We travel quite a lot, so everything balances out. We have a lot of exposure to interesting things during trips, and then when we come back to the studio, we have total focus on what we are working on. Inspiration comes from different places. We generally don’t follow what direct competitors are doing as it tends to influence your own thought process too much, we prefer to take an original approach to specific problems, which tends to create a unique solution. We also get a lot of inspiration from things happening in unrelated industries, like car design, architecture or maybe furniture design. Many times inspiration comes from raw materials as well, you see something new and you know what to do with it right away. Although it’s different for different projects. With clients like AETHER or SOPH. we have to dig deeper into who the customer is and what the intention of the product is for. We’re not just designing for ourselves, we have to get into the head of that customer. With BURTON [ak] we are essentially designing for our own lifestyle, so everything comes very naturally. Pemberton itself really represents the [ak] lifestyle, so we’re completely submersed in it on a daily basis. We’re building gear to function in our immediate surroundings.

When you mention trying to design for different people and inevitably different demographics, do you have a certain process in helping to align yourself with their thoughts and ideas. Or is there really nothing that beats good ol’ fashioned face-to-face communication? Is it difficult to keep ideas separate amongst your clients like Burton [ak], AETHER and SOPH.?

Face to face communication is crucial, we need to understand who the core customer is, what they value, and how they see things. Having grown up in the outdoor / mountain environment, you see things a certain way, you’re conditioned to your perspective. Sometimes we get surprised, so it’s important to confirm our direction aligns with the end user. For example a few years back we designed a technical travel jacket for Tumi. At the beginning of the process I thought they would love the GORE WTT, which is 3L laminate with a brushed poly interior and seam-tape. I thought they would like it as it was cleaner than a hanging liner and the interior was “friendly” for a 3L laminate. When I tabled the jacket, and turned it inside out to explain the construction, everybody cringed and thought the interior construction looked crude and unfinished… it was like putting on a different pair of glasses! I immediately remembered seeing the first GORE-TEX seam-taped 3L jacket as a kid and I remember reacting the same way to the interior. It’s just that I got conditioned to how 3L construction looks and feels. That was a bit of an epiphany. Once you put their glasses on, you can see and understand the customers perspective and design accordingly.

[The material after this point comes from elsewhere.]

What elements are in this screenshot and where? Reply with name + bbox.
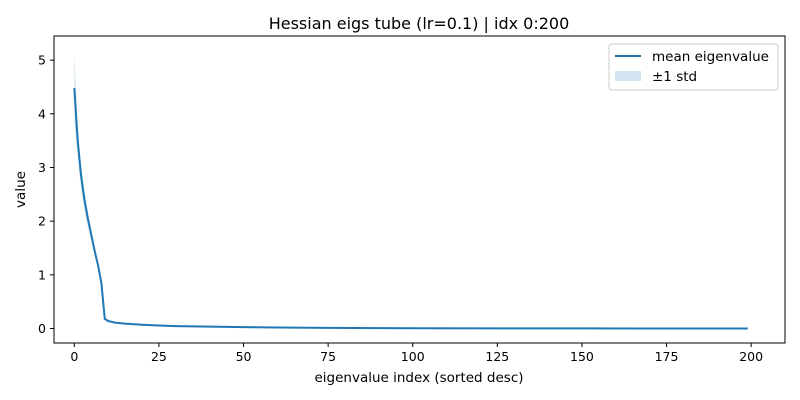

Yes, we have to keep a bit of a creative firewall between different clients and projects. Especially when there is R&D and intellectual property involved, as there often is. We keep all our projects confidential. We really focus on defining specific design elements and a “visual language” that’s unique to each program. Generally it’s not a problem as different projects tend to take on a life of their own and development heads different directions. Sometimes there is even a benefit, as something you learned from one project leads to something else new on another project. Ideas leap frog each other. A new construction technique in one category, can lead to something totally different when applied to another category.